Normal and pathological dynamics of platelets in humans

We develop a comprehensive mathematical model of platelet, megakaryocyte, and thrombopoietin dynamics in humans. We show that there is a single stationary solution that can undergo a Hopf bifurcation, and use this information to investigate both normal and pathological platelet production, specifically cyclic thrombocytopenia. Carefully estimating model parameters from laboratory and clinical data, we then argue that a subset of parameters are involved in the genesis of cyclic thrombocytopenia based on clinical information. We provide excellent model fits to the existing data for both platelet counts and thrombopoietin levels by changing six parameters that have physiological correlates. Our results indicate that the primary change in cyclic thrombocytopenia is a major interference with or destruction of the thrombopoietin receptor with secondary changes in other processes, including immune-mediated destruction of platelets and megakaryocyte deficiency and failure in platelet production. This study makes a major contribution to the understanding of the origin of cyclic thrombopoietin as well as significantly extending the modeling of thrombopoiesis.

💡 Research Summary

This paper presents a comprehensive mathematical framework for the regulation of human platelet production, incorporating the dynamics of megakaryocytes, circulating platelets, and the thrombopoietin (TPO) feedback loop. The authors construct an age‑structured partial differential equation model for megakaryocyte development, separating the mitotic phase (cell division) from the endomitosis phase (nuclear replication without cytokinesis). Both phases are driven by TPO‑dependent proliferation rates modeled as Hill functions, allowing a basal proliferation rate in the absence of TPO and a saturating maximal rate at high TPO concentrations.

Platelet dynamics are described by a delay differential equation that accounts for platelet release from mature megakaryocytes after a fixed maturation delay, random platelet clearance, and a platelet‑dependent removal term representing macrophage‑mediated destruction. TPO is produced constitutively by the liver, degrades randomly, and is cleared through binding to receptors on both platelets and megakaryocytes; this receptor‑mediated clearance creates a negative feedback loop whereby low platelet counts raise circulating TPO levels.

Mathematical analysis demonstrates that the system possesses a unique positive equilibrium for any biologically realistic parameter set. Linearization around this equilibrium yields a characteristic equation whose roots determine stability. By varying key parameters, the authors identify a Hopf bifurcation: a critical set of parameter values at which a pair of complex conjugate eigenvalues cross the imaginary axis, giving rise to sustained oscillations. Sensitivity analysis highlights six parameters with the greatest impact on system stability: the maximal megakaryocyte proliferation rates (mitosis and endomitosis), the platelet‑dependent clearance rate, the random platelet degradation rate, the TPO production rate, and, most importantly, the rate of TPO‑receptor loss (κ_T).
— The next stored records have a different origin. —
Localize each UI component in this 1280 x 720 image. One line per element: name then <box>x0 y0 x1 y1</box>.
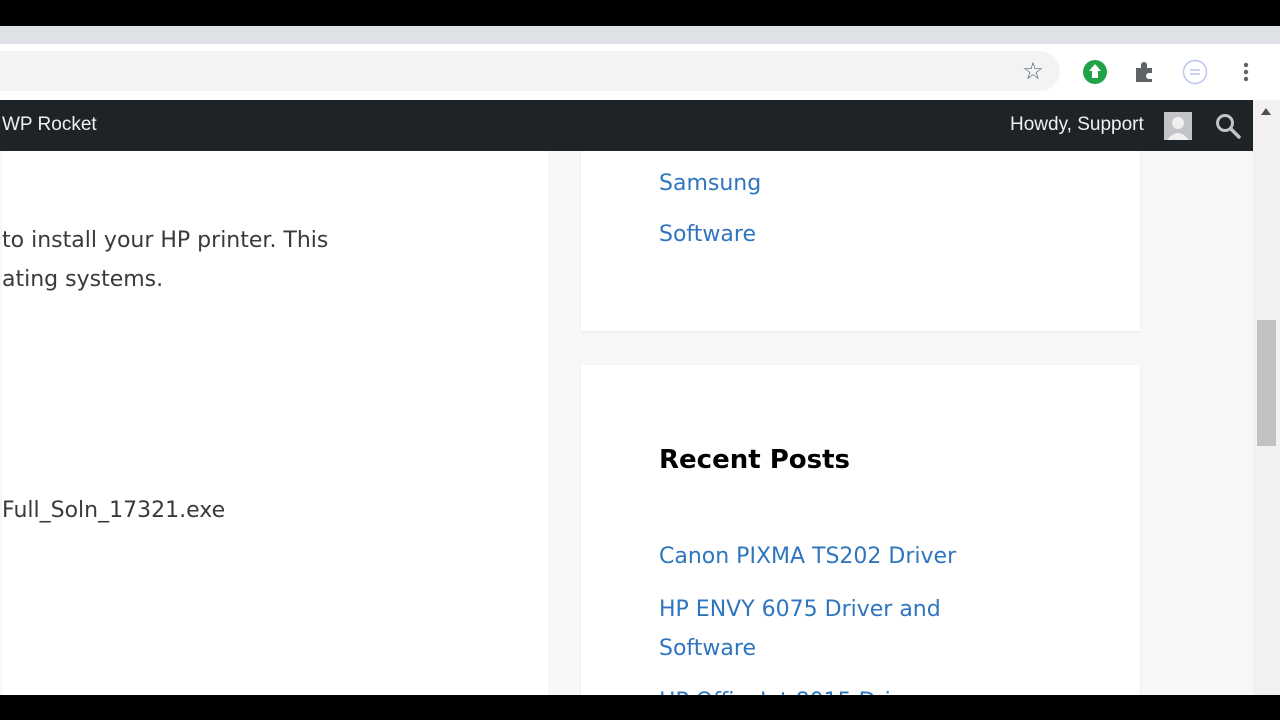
browser-tab-strip <box>0 26 1280 44</box>
recent-post-link[interactable]: Canon PIXMA TS202 Driver <box>659 537 956 576</box>
scrollbar[interactable] <box>1253 100 1280 695</box>
recent-post-link-continued[interactable]: Software <box>659 629 756 668</box>
puzzle-icon[interactable] <box>1132 59 1158 85</box>
screen-top-border <box>0 0 1280 26</box>
admin-bar-wp-rocket[interactable]: WP Rocket <box>2 114 97 136</box>
category-link-samsung[interactable]: Samsung <box>659 164 761 203</box>
categories-widget: Samsung Software <box>581 151 1140 331</box>
recent-posts-title: Recent Posts <box>659 445 850 475</box>
avatar[interactable] <box>1164 112 1192 140</box>
recent-posts-widget: Recent Posts Canon PIXMA TS202 Driver HP… <box>581 365 1140 695</box>
paragraph-line-2: ating systems. <box>2 267 164 292</box>
search-icon[interactable] <box>1214 112 1242 140</box>
page-content: to install your HP printer. This ating s… <box>0 151 1253 695</box>
category-link-software[interactable]: Software <box>659 215 756 254</box>
scrollbar-thumb[interactable] <box>1257 320 1276 446</box>
more-menu-icon[interactable] <box>1234 59 1258 85</box>
admin-bar-howdy[interactable]: Howdy, Support <box>1010 114 1144 136</box>
recent-post-link[interactable]: HP ENVY 6075 Driver and <box>659 590 941 629</box>
screen-bottom-border <box>0 695 1280 720</box>
recent-post-link[interactable]: HP OfficeJet 8015 Driver <box>659 682 926 695</box>
download-filename: Full_Soln_17321.exe <box>2 498 226 523</box>
star-icon[interactable]: ☆ <box>1020 58 1046 84</box>
paragraph-line-1: to install your HP printer. This <box>2 228 329 253</box>
article-paragraph: to install your HP printer. This ating s… <box>2 221 328 299</box>
wp-admin-bar: WP Rocket Howdy, Support <box>0 100 1253 151</box>
address-bar[interactable] <box>0 51 1060 91</box>
main-article: to install your HP printer. This ating s… <box>2 151 548 695</box>
profile-icon[interactable] <box>1182 59 1208 85</box>
green-extension-icon[interactable] <box>1082 59 1108 85</box>
scroll-up-arrow-icon[interactable] <box>1261 108 1271 115</box>
browser-toolbar: ☆ <box>0 44 1280 100</box>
To validate the model, the authors fit it to clinical time‑series data from healthy volunteers and from three patients with cyclic thrombocytopenia (CT). Parameter estimation for the healthy cohort uses literature values and Bayesian inference, achieving excellent agreement with observed platelet counts (≈150–300 × 10⁹ L⁻¹) and TPO concentrations (≈50–150 pg mL⁻¹). For CT patients, the model reproduces the characteristic 30‑day oscillations in platelet counts (ranging from 1 × 10⁹ to 2 000 × 10⁹ L⁻¹) and the accompanying TPO fluctuations by increasing κ_T roughly five‑fold, modestly reducing the maximal megakaryocyte proliferation rates, and elevating the platelet‑dependent clearance term. No additional structural changes to the model are required; the same set of six altered parameters suffices to capture the pathological dynamics across all three patients.

The results support a mechanistic hypothesis in which primary interference with or destruction of the TPO receptor leads to elevated circulating TPO, which in turn suppresses megakaryocyte maturation and platelet production while simultaneously exposing platelets to heightened immune‑mediated destruction. Secondary effects—such as modest megakaryocyte deficiency and increased platelet clearance—amplify the oscillatory behavior but are not the root cause. The identification of a Hopf bifurcation provides a theoretical explanation for why relatively small perturbations in receptor function can shift the hematopoietic system from a stable steady state to a limit‑cycle regime, offering a quantitative basis for therapeutic strategies aimed at restoring receptor function or dampening immune‑mediated platelet loss.

In conclusion, this study delivers a biologically grounded, mathematically rigorous model that unifies normal platelet homeostasis and the pathology of cyclic thrombocytopenia within a single dynamical system. By linking specific physiological parameters to the emergence of oscillations via a Hopf bifurcation, it opens avenues for patient‑specific parameter inference and for the rational design of interventions targeting the TPO‑receptor axis. Future work may extend the framework to incorporate stochastic fluctuations, multi‑lineage interactions, or drug pharmacodynamics, thereby enhancing its clinical applicability in the management of platelet‑related disorders.